Thursday, February 3, 2011

Philly Cheese Steak Egg Rolls

Just so nobody can say I’m biased, I thought I’d throw in a Pittsburgh recipe just for good measure. And anyhow, I love food so no matter what city, state or country it hails from if it’s good, I’m all over it. This is a twist on the Philly Cheese Steak. Crispy egg roll on the outside with a delicious cheese steak filling on the inside. Even if the Steelers lose, you’ll still be a winner with this recipe.

Philly Cheese Steak Egg Rolls
Yields 8 egg rolls

Canola or vegetable oil, for frying
2 eggs
2 tablespoons milk
2 tablespoons olive oil
1 small red bell pepper, thinly sliced
1 to 2 small jalapenos, thinly sliced (depending on how hot you like it)
1 pound roast beef, thinly sliced
16 ounces pepper jack cheese, shredded
8 egg roll skins

Preheat oil to 350 degrees in medium saucepan. Fill with enough oil that egg rolls will not rest on the bottom of pan. Mix egg and milk together, in a small bowl, for egg wash.

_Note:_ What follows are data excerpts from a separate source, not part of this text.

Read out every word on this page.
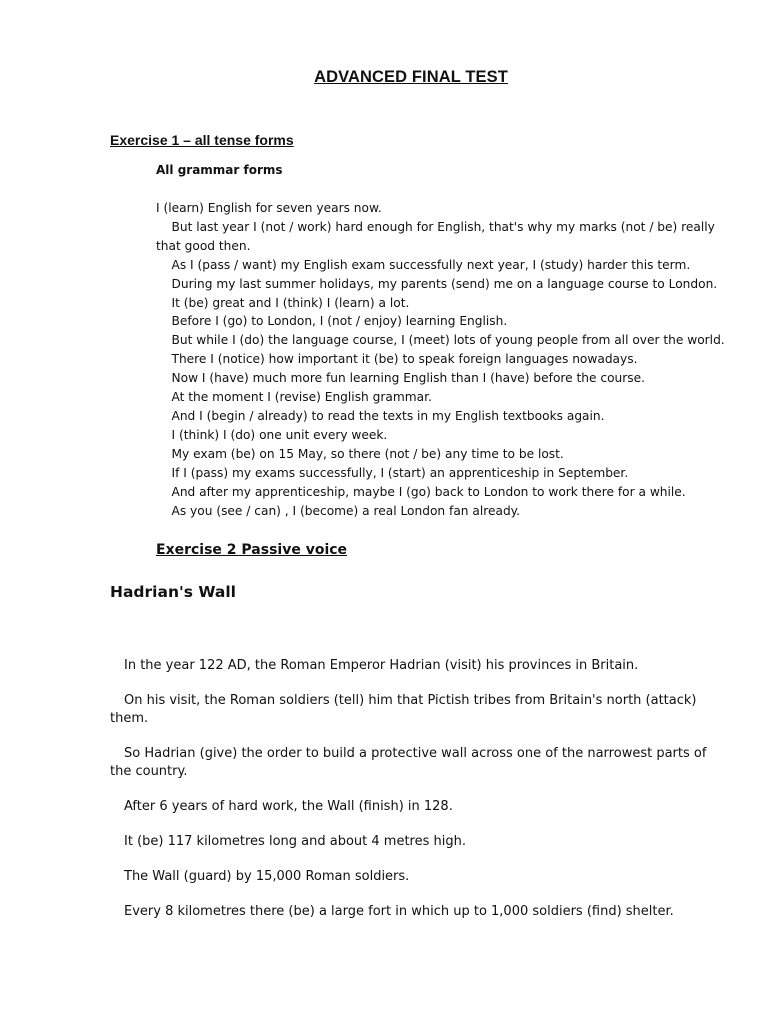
ADVANCED FINAL TEST
Exercise 1 – all tense forms
All grammar forms
I (learn) English for seven years now.
But last year I (not / work) hard enough for English, that's why my marks (not / be) really that good then.
As I (pass / want) my English exam successfully next year, I (study) harder this term.
During my last summer holidays, my parents (send) me on a language course to London.
It (be) great and I (think) I (learn) a lot.
Before I (go) to London, I (not / enjoy) learning English.
But while I (do) the language course, I (meet) lots of young people from all over the world.
There I (notice) how important it (be) to speak foreign languages nowadays.
Now I (have) much more fun learning English than I (have) before the course.
At the moment I (revise) English grammar.
And I (begin / already) to read the texts in my English textbooks again.
I (think) I (do) one unit every week.
My exam (be) on 15 May, so there (not / be) any time to be lost.
If I (pass) my exams successfully, I (start) an apprenticeship in September.
And after my apprenticeship, maybe I (go) back to London to work there for a while.
As you (see / can) , I (become) a real London fan already.
Exercise 2 Passive voice
Hadrian's Wall

In the year 122 AD, the Roman Emperor Hadrian (visit) his provinces in Britain.

On his visit, the Roman soldiers (tell) him that Pictish tribes from Britain's north (attack) them.

So Hadrian (give) the order to build a protective wall across one of the narrowest parts of the country.

After 6 years of hard work, the Wall (finish) in 128.

It (be) 117 kilometres long and about 4 metres high.

The Wall (guard) by 15,000 Roman soldiers.

Every 8 kilometres there (be) a large fort in which up to 1,000 soldiers (find) shelter.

In medium sauté pan over medium heat add olive oil and peppers. Sweat vegetables until slightly softened, about 2 minutes. Add roast beef and sauté about 5 minutes more. Add cheese and mix thoroughly, until cheese begins to melt. Remove from heat, strain in a fine mesh sieve to remove excess moisture, and let cool.

Divide cooled mixture into 8 equal parts. Place mixture in center of each egg roll skin. Fold in side corners and roll, sealing edges with egg wash. Submerge egg rolls in oil and fry, making sure the rolls do not touch the sides or the bottom of the pan. Fry in batches, to avoid over-crowding until golden brown. Remove egg rolls to paper towels to blot excess oil. Cut egg rolls on bias, place on a serving platter and serve hot.